Rachel glowers silently on the sofa. ‘No.’
Daniella broke up with Rachel right before Christmas, and although Rachel vowed she would do her best to move on with her life, I’ve seen the alerts pop up on her phone whenever Daniella tweets, or her name is mentioned in the news. It worries me that Rachel is getting dangerously close to cyber-stalking her ex, but what’s worse is that we both saw the tweet that Daniella would be back in the UK for a few weeks in the run-up to London Fashion Week in September.
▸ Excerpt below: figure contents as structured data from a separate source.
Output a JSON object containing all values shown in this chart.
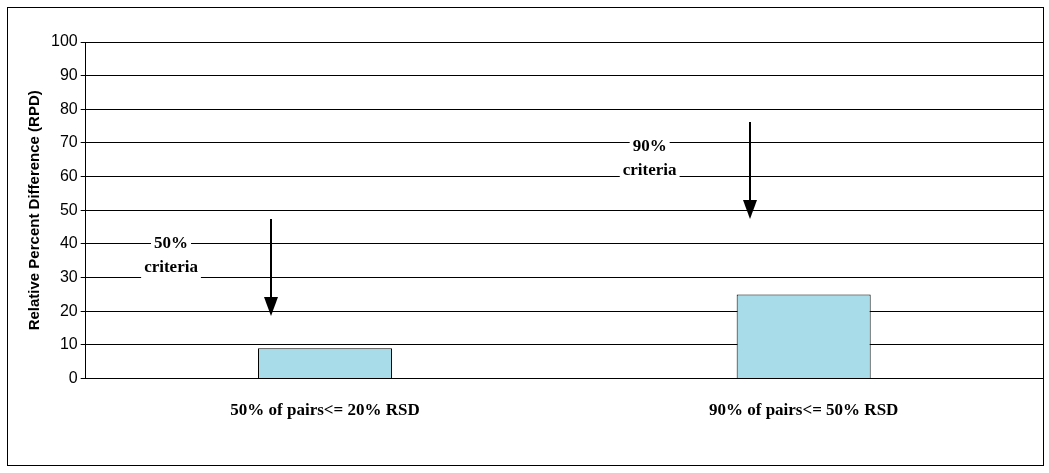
{
  "chart_data": {
    "type": "bar",
    "ylabel": "Relative Percent Difference (RPD)",
    "categories": [
      "50% of pairs<= 20% RSD",
      "90% of pairs<= 50% RSD"
    ],
    "values": [
      9,
      25
    ],
    "color": "#a8dce8",
    "ylim": [
      0,
      100
    ],
    "yticks": [
      0,
      10,
      20,
      30,
      40,
      50,
      60,
      70,
      80,
      90,
      100
    ],
    "grid": "y",
    "legend": false,
    "annotations": [
      "50%\ncriteria",
      "90%\ncriteria"
    ]
  }
}
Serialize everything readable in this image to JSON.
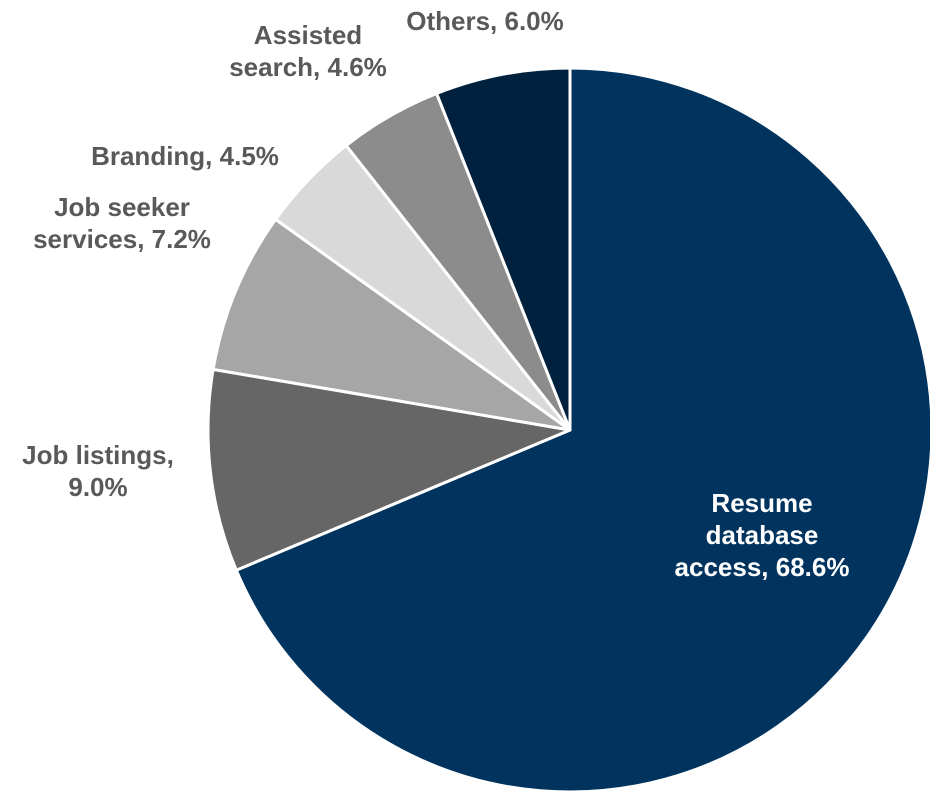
{
  "chart_data": {
    "type": "pie",
    "title": "",
    "start_angle_deg": 0,
    "direction": "clockwise",
    "slices": [
      {
        "label_lines": [
          "Resume",
          "database",
          "access, 68.6%"
        ],
        "value": 68.6,
        "color": "#00335E",
        "label_color": "#FFFFFF"
      },
      {
        "label_lines": [
          "Job listings,",
          "9.0%"
        ],
        "value": 9.0,
        "color": "#666666",
        "label_color": "#595959"
      },
      {
        "label_lines": [
          "Job seeker",
          "services, 7.2%"
        ],
        "value": 7.2,
        "color": "#A6A6A6",
        "label_color": "#595959"
      },
      {
        "label_lines": [
          "Branding, 4.5%"
        ],
        "value": 4.5,
        "color": "#D9D9D9",
        "label_color": "#595959"
      },
      {
        "label_lines": [
          "Assisted",
          "search, 4.6%"
        ],
        "value": 4.6,
        "color": "#8C8C8C",
        "label_color": "#595959"
      },
      {
        "label_lines": [
          "Others, 6.0%"
        ],
        "value": 6.0,
        "color": "#00213D",
        "label_color": "#595959"
      }
    ]
  }
}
‘Oh, well, I’m sure she’s just been busy catching up with family and friends… It doesn’t mean she won’t ask to see you.’
I’m reaching, but I’m really not sure what else to say.
Chapter Seven
Then
Poole, Dorset
Four belched as she swallowed the last of the cheese sandwich, and washed it down with more warm water from the straw and beaker. She had been propped up in the bed now, and the tube in her arm had been removed, which had meant she could now feel the weight of the plaster cast around her right wrist. The sensation was uncomfortable rather than unpleasant; certainly not as painful as other trauma she’d experienced beneath the ground.
The French doctor – Mr Truffaut – had spoken to her in her mother tongue, and she’d managed to understand most of what he’d said, but it had been difficult to respond to several of his questions; as if someone had reached in and cut out her tongue. He’d disappeared, promising to return and assuring her that no bad men would be allowed access to the hospital, let alone to her room.
It wasn’t men she was afraid of; just one man who would be out looking for her now.
He’d warned her what would happen if she ever got out, that she wouldn’t understand the world she’d been away from for so long, and for the first time she could understand what he meant. This room alone was so alien to her. So bright. Was the whole world this infused with light? Despite longing to be free for so long, she now missed the darkness.
It hadn’t all been bad; there had been splintered moments of enjoyment. He’d patiently taught her to understand his language; had given her the benefit of language tapes; he’d read to her from magazines with shiny pictures. But then the darkness would swell in his eyes, and that’s when it was at its worst.
She rested the plate of breadcrumbs on the weird table on wheels that they had slid over her, and pushed it away. A small television screen blinked and flashed numbers beside her, but despite her best efforts she couldn’t make it actually play anything resembling a show. Either it was broken or the technology was beyond her. And that just left her alone with her thoughts.
She didn’t want to be alone; not any more.
Pushing back the bed sheet, she swung her legs over the side and daintily pressed her toes onto the ice-cold floor, keeping a tight grip of the mattress with her left hand. She lowered her weight onto one leg at a time, desperately hoping they would be able to support her, and relieved when they didn’t turn to jelly. The nurse had showed her a small toilet and basin just beyond the door beside the bed, and as she opened it, she gasped at the figure staring back at her.